Re: [Haskell-cafe] Re: String vs ByteString

14 Aug 2010

      Quoth Brandon S Allbery KF8NH ,
...
-----BEGIN PGP SIGNED MESSAGE-----
Hash: SHA1
On 8/14/10 01:29 , Kevin Jardine wrote:
...
I think that this kind of programming detail should be handled
internally (even if necessary by switching automatically from UTF-8 to
UTF-16 depending upon the language).
It seems like the right thing, described in the wrong words - wouldn't
it be a more sensible ideal, to simply `switch' depending on the
character encoding?

I mean, to start with, you'd surely wish for some standardization,
so that the difference between UTF-8 and UTF-16 is essentially internal,
while you use the same API indifferently.

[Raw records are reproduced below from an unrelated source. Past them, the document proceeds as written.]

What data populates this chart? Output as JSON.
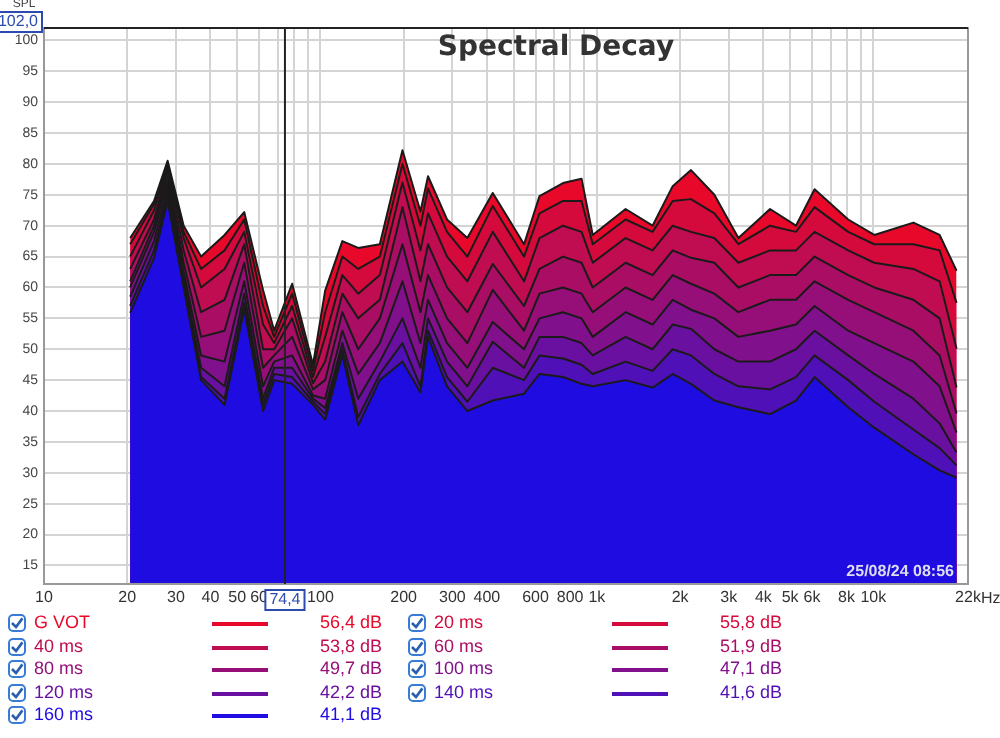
{
  "chart_data": {
    "type": "area",
    "title": "Spectral Decay",
    "ylabel": "SPL",
    "log": "x",
    "grid": true,
    "legend": "bottom",
    "xlim": [
      10,
      22000
    ],
    "ylim": [
      12,
      102
    ],
    "xticks": [
      10,
      20,
      30,
      40,
      50,
      60,
      {
        "value": 70,
        "label": null
      },
      {
        "value": 80,
        "label": null
      },
      {
        "value": 90,
        "label": null
      },
      100,
      200,
      300,
      400,
      {
        "value": 500,
        "label": null
      },
      600,
      {
        "value": 700,
        "label": null
      },
      800,
      {
        "value": 900,
        "label": null
      },
      {
        "value": 1000,
        "label": "1k"
      },
      {
        "value": 2000,
        "label": "2k"
      },
      {
        "value": 3000,
        "label": "3k"
      },
      {
        "value": 4000,
        "label": "4k"
      },
      {
        "value": 5000,
        "label": "5k"
      },
      {
        "value": 6000,
        "label": "6k"
      },
      {
        "value": 7000,
        "label": null
      },
      {
        "value": 8000,
        "label": "8k"
      },
      {
        "value": 9000,
        "label": null
      },
      {
        "value": 10000,
        "label": "10k"
      },
      {
        "value": 22000,
        "label": "22k"
      }
    ],
    "xlabel": "Hz",
    "yticks": [
      15,
      20,
      25,
      30,
      35,
      40,
      45,
      50,
      55,
      60,
      65,
      70,
      75,
      80,
      85,
      90,
      95,
      100
    ],
    "x": [
      20.5,
      25,
      28,
      32,
      37,
      45,
      53,
      62,
      68,
      79,
      94,
      104,
      120,
      137,
      164,
      198,
      230,
      245,
      287,
      340,
      420,
      545,
      620,
      754,
      880,
      966,
      1270,
      1590,
      1880,
      2190,
      2660,
      3250,
      4230,
      5250,
      6130,
      8110,
      10080,
      13960,
      17370,
      20000
    ],
    "series": [
      {
        "name": "G VOT",
        "color": "#e8082a",
        "values": [
          68,
          74,
          80.5,
          70,
          65,
          68.5,
          72.2,
          59.6,
          53,
          60.6,
          47.5,
          59.5,
          67.5,
          66.4,
          67,
          82.2,
          72.3,
          78,
          71,
          68,
          75.3,
          67,
          74.8,
          76.9,
          77.6,
          68.5,
          72.7,
          70,
          76.4,
          79,
          75,
          68,
          72.7,
          70,
          75.9,
          71,
          68.5,
          70.5,
          68.5,
          62.7
        ]
      },
      {
        "name": "20 ms",
        "color": "#d40a3c",
        "values": [
          67,
          73.5,
          80,
          69,
          63,
          66,
          71,
          57,
          52,
          59,
          46.5,
          56,
          65,
          63,
          65,
          80,
          70,
          76,
          69,
          65,
          73.2,
          65,
          72,
          74,
          74,
          67,
          71,
          69,
          74,
          74.3,
          72,
          67,
          70,
          69,
          73,
          69,
          67,
          67,
          66,
          57.5
        ]
      },
      {
        "name": "40 ms",
        "color": "#c00c50",
        "values": [
          65,
          72.5,
          79.5,
          68,
          60,
          63,
          69,
          54,
          51,
          57,
          45.5,
          52,
          62,
          59,
          62,
          77,
          66,
          72,
          65,
          61,
          69,
          61,
          68,
          70,
          69,
          64,
          68,
          66,
          70,
          69,
          68,
          64,
          66,
          66,
          69,
          66,
          64,
          63,
          61,
          50.1
        ]
      },
      {
        "name": "60 ms",
        "color": "#aa0e64",
        "values": [
          63,
          71,
          79,
          66,
          56,
          58,
          67,
          50,
          50,
          55,
          44.5,
          48,
          59,
          55,
          58,
          73,
          61,
          67,
          60,
          56,
          63.8,
          57,
          63,
          65,
          64,
          60,
          64,
          62,
          66,
          64.8,
          64,
          60,
          62,
          62,
          65,
          62,
          60,
          58,
          55,
          43.8
        ]
      },
      {
        "name": "80 ms",
        "color": "#960f78",
        "values": [
          61,
          70,
          78,
          64,
          52,
          53,
          64,
          47,
          49,
          52,
          43.5,
          45,
          56,
          50,
          55,
          67,
          56,
          62,
          55,
          51,
          59.6,
          53,
          59,
          60,
          59,
          56,
          60,
          58,
          62,
          60.6,
          59,
          56,
          58,
          58,
          61,
          58,
          56,
          53,
          49,
          39.6
        ]
      },
      {
        "name": "100 ms",
        "color": "#80108c",
        "values": [
          60,
          69,
          77,
          62.5,
          49,
          48,
          61,
          44,
          48,
          49,
          42.5,
          42,
          53,
          46,
          51,
          61,
          51,
          58,
          51,
          47,
          54.4,
          50,
          55,
          56,
          55,
          52,
          56,
          54,
          58,
          56.4,
          55,
          52,
          53,
          54,
          57,
          53,
          51,
          48,
          44,
          36.5
        ]
      },
      {
        "name": "120 ms",
        "color": "#6a10a0",
        "values": [
          58.5,
          67.5,
          76,
          61.5,
          47,
          44,
          59,
          42,
          47,
          47,
          42,
          40.5,
          51,
          42,
          48,
          55,
          47,
          55,
          48,
          44,
          51.2,
          47,
          52,
          52,
          51,
          49,
          52,
          50,
          54,
          53.3,
          50,
          48,
          48,
          50,
          53,
          49,
          46,
          42,
          38,
          33.3
        ]
      },
      {
        "name": "140 ms",
        "color": "#5010b8",
        "values": [
          57,
          66,
          75,
          60.5,
          45.5,
          42,
          57.5,
          41,
          46,
          45.5,
          41.5,
          39.5,
          50,
          39,
          46,
          51,
          44,
          53,
          45.5,
          41.5,
          47,
          45,
          49,
          48.5,
          47.5,
          46,
          48,
          46.5,
          50,
          49,
          46,
          44,
          43.5,
          45.5,
          49,
          45,
          41.5,
          37,
          34,
          31.2
        ]
      },
      {
        "name": "160 ms",
        "color": "#1e0ce0",
        "values": [
          55.9,
          64.8,
          74,
          60,
          45,
          41,
          56.5,
          40,
          45,
          44.4,
          41,
          38.6,
          49.1,
          37.7,
          45,
          48,
          43,
          52,
          44,
          40,
          41.7,
          42.8,
          46,
          45.5,
          44.4,
          44,
          45,
          43.8,
          46,
          44.4,
          41.7,
          40.6,
          39.5,
          41.7,
          45.5,
          40.6,
          37.3,
          33,
          30.4,
          29.2
        ]
      }
    ],
    "ref_lines": [
      {
        "axis": "x",
        "value": 74.4,
        "label": "74,4"
      },
      {
        "axis": "y",
        "value": 102,
        "label": "102,0"
      }
    ],
    "annotations": [
      "56,4 dB",
      "55,8 dB",
      "53,8 dB",
      "51,9 dB",
      "49,7 dB",
      "47,1 dB",
      "42,2 dB",
      "41,6 dB",
      "41,1 dB",
      "25/08/24 08:56"
    ]
  }
}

Second, a key requirement to effectively work with external data is
support for multiple character encodings.  E.g., if Text is internally
UTF-16, it still must be able to input and output UTF-8, and presumably
also UTF-16 where appropriate.

So given full support for _both_ encodings (for example, Text
implementation for `native' UTF-8), and support for input data of
_either_ encoding as encountered at run time ... then the internal
implementation choice should simply follow the external data.  For
Chinese inputs you'd be running UTF-16 functions, for French UTF-8.

	Donn Cave, donn@avvanta.com